Similarly, the Strains filed a complaint against Dr. Ferroni, Beverly Strains’ obstetrician-gynocologist, asserting that he was vicariously liable for the acts of his covering physician, Dr. Harrer. The Strains seek to hold Dr. Ferroni accountable for Dr. Harrer’s actions based on the theory of agency. Dr. Ferroni filed a motion for summary judgment which was granted on August 17, 1990. The Strains’ appeals from both orders of the trial court were consolidated and certified to this Court.

The record indicates that Beverly Strain, a patient of Dr. Ferroni, awoke with severe back pain and cramping on the morning of May 5, 1985. At the time, she was in her fourth month of pregnancy. Dr. Ferroni was not available that day, and Mrs. Strain’s call was received by Dr. Harrer who was providing coverage for Dr. Ferroni. Dr. Harrer advised Mrs. Strain to maintain strict bed rest and to call him again if her symptoms changed. Mrs. Strain began to pass small blood clots. She called Dr. Harrer who returned her call within ten to twenty minutes. He again told her to maintain strict bed rest.
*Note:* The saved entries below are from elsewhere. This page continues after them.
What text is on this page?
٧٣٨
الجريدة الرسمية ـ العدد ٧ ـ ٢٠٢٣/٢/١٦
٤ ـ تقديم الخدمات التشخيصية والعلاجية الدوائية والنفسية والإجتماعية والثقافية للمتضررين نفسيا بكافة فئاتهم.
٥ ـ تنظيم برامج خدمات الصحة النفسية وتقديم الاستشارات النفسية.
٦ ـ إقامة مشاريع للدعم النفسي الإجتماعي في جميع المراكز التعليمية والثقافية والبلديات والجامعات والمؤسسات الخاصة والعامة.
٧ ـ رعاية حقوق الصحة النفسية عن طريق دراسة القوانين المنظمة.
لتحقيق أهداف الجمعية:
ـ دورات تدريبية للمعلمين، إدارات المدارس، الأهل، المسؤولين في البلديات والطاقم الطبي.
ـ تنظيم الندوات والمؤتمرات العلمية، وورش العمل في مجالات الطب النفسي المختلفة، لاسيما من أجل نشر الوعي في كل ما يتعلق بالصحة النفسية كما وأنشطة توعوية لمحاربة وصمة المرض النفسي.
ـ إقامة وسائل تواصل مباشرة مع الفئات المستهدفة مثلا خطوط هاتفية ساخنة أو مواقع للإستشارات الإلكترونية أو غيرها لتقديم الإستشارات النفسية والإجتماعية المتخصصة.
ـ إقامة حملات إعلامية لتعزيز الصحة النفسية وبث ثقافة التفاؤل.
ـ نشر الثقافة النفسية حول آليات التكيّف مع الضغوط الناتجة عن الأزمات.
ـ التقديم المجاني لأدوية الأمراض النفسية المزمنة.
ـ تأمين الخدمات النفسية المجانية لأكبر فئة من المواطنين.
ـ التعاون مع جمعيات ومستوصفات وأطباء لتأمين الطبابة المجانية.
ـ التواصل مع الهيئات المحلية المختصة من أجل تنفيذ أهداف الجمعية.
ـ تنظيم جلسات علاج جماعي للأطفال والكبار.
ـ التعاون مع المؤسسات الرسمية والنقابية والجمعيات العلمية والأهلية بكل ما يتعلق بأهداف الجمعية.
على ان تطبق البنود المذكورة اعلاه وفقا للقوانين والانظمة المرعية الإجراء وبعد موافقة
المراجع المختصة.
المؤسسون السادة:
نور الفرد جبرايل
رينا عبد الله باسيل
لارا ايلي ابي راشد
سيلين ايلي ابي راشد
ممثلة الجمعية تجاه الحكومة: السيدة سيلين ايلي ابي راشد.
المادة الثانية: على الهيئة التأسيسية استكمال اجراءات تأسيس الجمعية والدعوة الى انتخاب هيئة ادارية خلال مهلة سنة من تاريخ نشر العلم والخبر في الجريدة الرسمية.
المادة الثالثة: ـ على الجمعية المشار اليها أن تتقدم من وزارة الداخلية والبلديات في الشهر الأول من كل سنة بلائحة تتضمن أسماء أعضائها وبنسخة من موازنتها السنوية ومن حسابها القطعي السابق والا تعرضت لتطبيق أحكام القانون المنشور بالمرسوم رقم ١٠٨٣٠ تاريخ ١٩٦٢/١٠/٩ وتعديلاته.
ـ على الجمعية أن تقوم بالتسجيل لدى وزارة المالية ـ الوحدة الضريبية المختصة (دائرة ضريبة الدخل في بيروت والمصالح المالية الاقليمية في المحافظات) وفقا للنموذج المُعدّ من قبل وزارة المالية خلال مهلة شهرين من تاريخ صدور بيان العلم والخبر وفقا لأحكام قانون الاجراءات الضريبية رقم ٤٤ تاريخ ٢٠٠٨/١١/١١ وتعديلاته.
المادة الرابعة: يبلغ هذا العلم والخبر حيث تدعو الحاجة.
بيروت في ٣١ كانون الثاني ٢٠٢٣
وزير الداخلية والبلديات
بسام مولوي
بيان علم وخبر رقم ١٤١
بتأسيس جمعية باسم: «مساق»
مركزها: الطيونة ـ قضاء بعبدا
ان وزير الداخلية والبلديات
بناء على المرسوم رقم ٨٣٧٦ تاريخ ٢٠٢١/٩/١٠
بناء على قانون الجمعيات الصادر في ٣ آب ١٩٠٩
Mrs. Strain stated that over the course of the day, a series of phone calls ensued during which she attempted to arrange for the doctor to see her. She felt that he should have performed a physical examination and attempted to save the pregnancy.

Later that evening, the bleeding increased and Mrs. Strain experienced abdominal pain and cramps. Dr. Harrer *353 told her that a miscarriage had begun. Mrs. Strain called an ambulance and went to Roxborough Memorial Hospital. Dr. Harrer called Mrs. Strain to check her status and was informed by Mr. Strain that they were on their way to the Roxborough hospital.

Mrs. Strain was diagnosed as having experienced post-spontaneous miscarriage. The treating physician performed a dilation and evacuation. Mrs. Strain was released the following day.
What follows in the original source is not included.